1. ## Mechanics, two questions

Q1-A truck with initial velocity 6 m/s^-1 brakes and comes to rest. At time t seconds after the brakes are applied with acceleration a m/s^-2 where a=-3t. This formula applies until the truck halts.

1: Find time taken for the truck to halt.
2:Find distance traveled whilst decelerating.
3:Find greatest deceleration of truck?

Q2-A force of (36-t^2) newtons acts at time t seconds on a particle of mass 1kg. When t=0 the particle has velocity 2m/s^-1 in the direction of the force. Find the velocity of the particle when t=6 and find the distance travelled between t=0 and t=6.

2. $a = -3t$

$
v(t) = \int -3t \, dt = -\frac{3t^2}{2} + C
$

$v(0) = 6 \, m/s$ ... $6 = 0 + C$

$
v(t) = -\frac{3t^2}{2} + 6
$

1) set $v(t) = 0$ and solve for t

2) $d = \int_0^{t_1} v(t) dt$, where $t_1$ is the time found in question (1).

3) think about it ... when will -3t have its greatest magnitude?

3. Originally Posted by skeeter
$a = -3t$

$
v(t) = \int -3t \, dt = -\frac{3t^2}{2} + C
$

$v(0) = 6 \, m/s$ ... $6 = 0 + C$

$
v(t) = -\frac{3t^2}{2} + 6
$

1) set $v(t) = 0$ and solve for t

2) $d = \int_0^{t_1} v(t) dt$, where $t_1$ is the time found in question (1).

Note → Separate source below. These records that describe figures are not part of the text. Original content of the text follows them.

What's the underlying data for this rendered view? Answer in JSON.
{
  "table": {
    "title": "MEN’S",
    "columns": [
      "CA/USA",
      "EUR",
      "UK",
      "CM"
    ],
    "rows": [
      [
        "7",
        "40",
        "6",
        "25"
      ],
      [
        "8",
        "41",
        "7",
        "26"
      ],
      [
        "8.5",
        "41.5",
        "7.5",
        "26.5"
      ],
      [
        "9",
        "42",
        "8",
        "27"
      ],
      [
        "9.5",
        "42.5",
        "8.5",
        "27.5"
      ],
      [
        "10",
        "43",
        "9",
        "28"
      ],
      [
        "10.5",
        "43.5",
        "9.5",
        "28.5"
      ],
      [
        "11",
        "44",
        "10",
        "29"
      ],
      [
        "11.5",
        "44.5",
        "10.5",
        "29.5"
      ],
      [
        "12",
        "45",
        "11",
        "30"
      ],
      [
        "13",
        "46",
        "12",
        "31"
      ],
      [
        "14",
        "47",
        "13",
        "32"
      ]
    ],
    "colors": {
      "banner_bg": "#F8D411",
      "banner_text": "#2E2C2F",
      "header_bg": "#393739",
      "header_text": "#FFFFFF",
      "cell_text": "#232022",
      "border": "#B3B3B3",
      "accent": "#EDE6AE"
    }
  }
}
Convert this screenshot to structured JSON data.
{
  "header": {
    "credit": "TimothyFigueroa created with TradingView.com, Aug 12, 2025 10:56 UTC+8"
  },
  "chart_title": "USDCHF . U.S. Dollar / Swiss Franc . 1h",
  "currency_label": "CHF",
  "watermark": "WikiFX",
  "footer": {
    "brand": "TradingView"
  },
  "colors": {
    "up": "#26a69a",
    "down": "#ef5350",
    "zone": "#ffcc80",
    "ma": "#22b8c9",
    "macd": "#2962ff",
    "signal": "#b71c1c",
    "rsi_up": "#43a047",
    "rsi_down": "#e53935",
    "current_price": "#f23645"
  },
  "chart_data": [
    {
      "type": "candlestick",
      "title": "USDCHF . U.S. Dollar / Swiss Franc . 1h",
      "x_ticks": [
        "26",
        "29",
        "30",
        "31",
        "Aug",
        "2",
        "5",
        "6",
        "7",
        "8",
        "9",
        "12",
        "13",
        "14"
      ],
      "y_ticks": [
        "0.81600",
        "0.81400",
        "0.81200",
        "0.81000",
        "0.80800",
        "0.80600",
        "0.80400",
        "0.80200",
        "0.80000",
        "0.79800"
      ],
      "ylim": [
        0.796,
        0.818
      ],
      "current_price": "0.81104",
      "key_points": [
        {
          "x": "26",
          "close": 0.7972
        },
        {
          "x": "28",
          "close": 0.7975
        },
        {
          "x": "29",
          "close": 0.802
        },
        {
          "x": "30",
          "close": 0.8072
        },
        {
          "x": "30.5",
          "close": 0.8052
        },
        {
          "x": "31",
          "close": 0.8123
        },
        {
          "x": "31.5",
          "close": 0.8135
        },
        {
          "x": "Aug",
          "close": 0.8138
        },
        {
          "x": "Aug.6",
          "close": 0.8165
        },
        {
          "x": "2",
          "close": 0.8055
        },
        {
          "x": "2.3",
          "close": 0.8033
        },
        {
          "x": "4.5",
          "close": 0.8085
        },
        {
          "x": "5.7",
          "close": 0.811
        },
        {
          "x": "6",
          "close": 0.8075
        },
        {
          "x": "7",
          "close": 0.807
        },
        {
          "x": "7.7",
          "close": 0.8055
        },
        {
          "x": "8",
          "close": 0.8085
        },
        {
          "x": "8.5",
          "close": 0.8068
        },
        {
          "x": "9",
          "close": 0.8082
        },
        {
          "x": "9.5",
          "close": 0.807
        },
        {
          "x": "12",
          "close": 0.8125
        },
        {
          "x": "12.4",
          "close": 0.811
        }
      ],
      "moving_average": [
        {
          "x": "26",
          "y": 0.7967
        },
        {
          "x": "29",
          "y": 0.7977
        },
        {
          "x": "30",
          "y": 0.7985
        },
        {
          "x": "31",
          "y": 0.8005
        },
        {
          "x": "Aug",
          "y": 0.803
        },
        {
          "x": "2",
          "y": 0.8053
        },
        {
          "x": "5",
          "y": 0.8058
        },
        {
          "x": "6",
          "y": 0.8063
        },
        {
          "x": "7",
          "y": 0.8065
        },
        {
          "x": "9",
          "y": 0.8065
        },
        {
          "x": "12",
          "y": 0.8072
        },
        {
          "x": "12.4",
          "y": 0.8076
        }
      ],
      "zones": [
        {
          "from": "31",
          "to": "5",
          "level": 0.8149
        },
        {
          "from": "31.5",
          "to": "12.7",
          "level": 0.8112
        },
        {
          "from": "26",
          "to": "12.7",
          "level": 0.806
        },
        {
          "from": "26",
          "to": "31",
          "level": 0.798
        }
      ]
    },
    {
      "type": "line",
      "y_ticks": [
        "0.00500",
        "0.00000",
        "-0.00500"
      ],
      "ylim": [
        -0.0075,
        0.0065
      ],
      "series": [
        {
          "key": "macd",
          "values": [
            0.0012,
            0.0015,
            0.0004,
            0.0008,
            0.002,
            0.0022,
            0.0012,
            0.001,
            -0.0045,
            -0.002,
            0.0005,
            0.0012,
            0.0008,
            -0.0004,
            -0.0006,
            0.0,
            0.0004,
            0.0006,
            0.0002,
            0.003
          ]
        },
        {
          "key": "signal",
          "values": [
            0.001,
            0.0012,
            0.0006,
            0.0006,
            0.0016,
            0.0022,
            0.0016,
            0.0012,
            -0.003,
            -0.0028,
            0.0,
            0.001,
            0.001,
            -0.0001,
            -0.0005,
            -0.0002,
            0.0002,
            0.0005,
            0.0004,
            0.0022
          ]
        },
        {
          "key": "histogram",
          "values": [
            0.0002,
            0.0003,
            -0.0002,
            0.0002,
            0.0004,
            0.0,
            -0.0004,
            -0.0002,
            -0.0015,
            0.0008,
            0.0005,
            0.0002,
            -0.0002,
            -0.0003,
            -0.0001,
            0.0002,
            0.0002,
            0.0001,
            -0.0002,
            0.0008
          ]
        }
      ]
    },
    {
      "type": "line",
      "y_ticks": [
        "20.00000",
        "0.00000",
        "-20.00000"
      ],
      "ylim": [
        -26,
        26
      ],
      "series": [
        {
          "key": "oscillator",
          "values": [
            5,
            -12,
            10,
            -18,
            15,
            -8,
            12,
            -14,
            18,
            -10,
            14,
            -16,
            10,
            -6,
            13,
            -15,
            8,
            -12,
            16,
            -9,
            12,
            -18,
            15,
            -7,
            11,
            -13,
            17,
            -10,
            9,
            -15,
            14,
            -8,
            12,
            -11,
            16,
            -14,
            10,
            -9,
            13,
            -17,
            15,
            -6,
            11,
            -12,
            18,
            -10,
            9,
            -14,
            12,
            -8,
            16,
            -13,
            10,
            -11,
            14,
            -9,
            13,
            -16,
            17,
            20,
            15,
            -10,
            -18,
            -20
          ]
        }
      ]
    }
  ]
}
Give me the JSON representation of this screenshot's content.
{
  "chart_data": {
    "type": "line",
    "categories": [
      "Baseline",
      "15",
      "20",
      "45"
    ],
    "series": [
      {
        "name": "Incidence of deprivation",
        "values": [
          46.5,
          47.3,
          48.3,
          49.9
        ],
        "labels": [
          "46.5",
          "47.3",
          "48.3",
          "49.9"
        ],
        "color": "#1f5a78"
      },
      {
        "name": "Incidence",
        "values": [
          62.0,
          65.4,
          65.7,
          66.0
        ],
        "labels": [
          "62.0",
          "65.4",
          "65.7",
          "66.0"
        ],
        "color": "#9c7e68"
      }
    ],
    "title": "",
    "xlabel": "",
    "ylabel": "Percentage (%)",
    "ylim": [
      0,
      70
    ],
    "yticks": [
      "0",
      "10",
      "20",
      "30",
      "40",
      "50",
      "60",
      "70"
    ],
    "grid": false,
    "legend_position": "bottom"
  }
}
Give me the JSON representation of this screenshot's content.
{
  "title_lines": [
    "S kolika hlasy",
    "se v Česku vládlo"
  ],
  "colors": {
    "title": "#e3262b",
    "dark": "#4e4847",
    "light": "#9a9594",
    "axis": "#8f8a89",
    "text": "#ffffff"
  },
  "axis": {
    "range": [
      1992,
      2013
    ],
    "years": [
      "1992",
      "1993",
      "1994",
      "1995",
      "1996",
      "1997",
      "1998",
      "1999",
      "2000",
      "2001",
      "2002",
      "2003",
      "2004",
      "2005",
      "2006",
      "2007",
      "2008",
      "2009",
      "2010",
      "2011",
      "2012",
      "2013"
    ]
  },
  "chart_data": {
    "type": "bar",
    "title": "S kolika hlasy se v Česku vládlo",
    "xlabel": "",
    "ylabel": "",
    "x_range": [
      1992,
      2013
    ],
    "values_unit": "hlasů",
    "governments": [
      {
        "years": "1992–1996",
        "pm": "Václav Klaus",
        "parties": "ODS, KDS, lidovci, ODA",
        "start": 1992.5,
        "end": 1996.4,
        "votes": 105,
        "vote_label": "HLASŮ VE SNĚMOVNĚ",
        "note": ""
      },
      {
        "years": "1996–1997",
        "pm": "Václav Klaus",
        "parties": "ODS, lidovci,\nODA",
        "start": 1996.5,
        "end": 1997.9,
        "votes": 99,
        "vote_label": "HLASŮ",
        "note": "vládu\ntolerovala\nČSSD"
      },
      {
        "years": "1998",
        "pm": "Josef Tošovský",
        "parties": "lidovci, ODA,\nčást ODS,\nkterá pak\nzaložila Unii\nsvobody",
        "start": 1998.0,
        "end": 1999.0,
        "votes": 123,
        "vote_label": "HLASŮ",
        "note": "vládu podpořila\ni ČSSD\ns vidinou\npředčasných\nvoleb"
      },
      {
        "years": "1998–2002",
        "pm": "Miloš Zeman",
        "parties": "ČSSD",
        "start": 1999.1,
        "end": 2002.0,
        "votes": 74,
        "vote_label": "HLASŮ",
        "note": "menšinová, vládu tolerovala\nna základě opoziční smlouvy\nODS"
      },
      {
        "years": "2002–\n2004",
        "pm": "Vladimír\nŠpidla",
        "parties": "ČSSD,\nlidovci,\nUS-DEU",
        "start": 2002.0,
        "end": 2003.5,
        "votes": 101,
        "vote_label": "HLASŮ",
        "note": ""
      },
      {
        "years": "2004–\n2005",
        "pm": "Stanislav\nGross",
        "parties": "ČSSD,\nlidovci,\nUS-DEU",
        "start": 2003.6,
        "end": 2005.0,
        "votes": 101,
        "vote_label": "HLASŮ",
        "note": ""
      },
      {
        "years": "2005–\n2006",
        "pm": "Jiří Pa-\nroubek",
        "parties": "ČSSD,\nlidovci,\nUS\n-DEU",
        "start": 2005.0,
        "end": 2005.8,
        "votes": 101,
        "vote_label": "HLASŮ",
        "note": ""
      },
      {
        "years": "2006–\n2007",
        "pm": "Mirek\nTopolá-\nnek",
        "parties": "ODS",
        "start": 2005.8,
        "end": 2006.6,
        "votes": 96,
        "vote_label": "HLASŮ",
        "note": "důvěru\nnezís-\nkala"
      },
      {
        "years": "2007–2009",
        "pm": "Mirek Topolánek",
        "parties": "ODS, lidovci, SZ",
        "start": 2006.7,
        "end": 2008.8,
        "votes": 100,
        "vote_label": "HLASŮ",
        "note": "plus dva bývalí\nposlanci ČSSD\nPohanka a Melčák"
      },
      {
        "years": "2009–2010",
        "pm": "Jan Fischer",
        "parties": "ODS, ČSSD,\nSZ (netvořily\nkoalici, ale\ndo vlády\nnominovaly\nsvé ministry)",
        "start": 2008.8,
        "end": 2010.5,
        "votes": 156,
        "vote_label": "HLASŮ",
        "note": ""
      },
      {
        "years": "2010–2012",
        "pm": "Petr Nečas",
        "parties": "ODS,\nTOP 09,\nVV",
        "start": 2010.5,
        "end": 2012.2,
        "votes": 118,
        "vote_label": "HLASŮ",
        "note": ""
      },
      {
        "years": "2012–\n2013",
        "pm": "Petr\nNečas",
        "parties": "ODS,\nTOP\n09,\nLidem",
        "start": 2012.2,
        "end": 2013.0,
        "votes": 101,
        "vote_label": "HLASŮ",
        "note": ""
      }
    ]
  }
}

3) think about it ... when will -3t have its greatest magnitude?
Thanks for your help. I have done parts one and two and got t=2 and 8m for distance travelled, in relation to magnitude, I am still stuck .

Can anybody help me out with Question 2? Im so puzzled

4. $
a(t) = -3t
$

$
a(0) = 0
$

$
a(1) = -3
$

$
a(2) = -6
$

what is the greatest magnitude for $a$ ?

btw, magnitude of $a$ would be $|a|$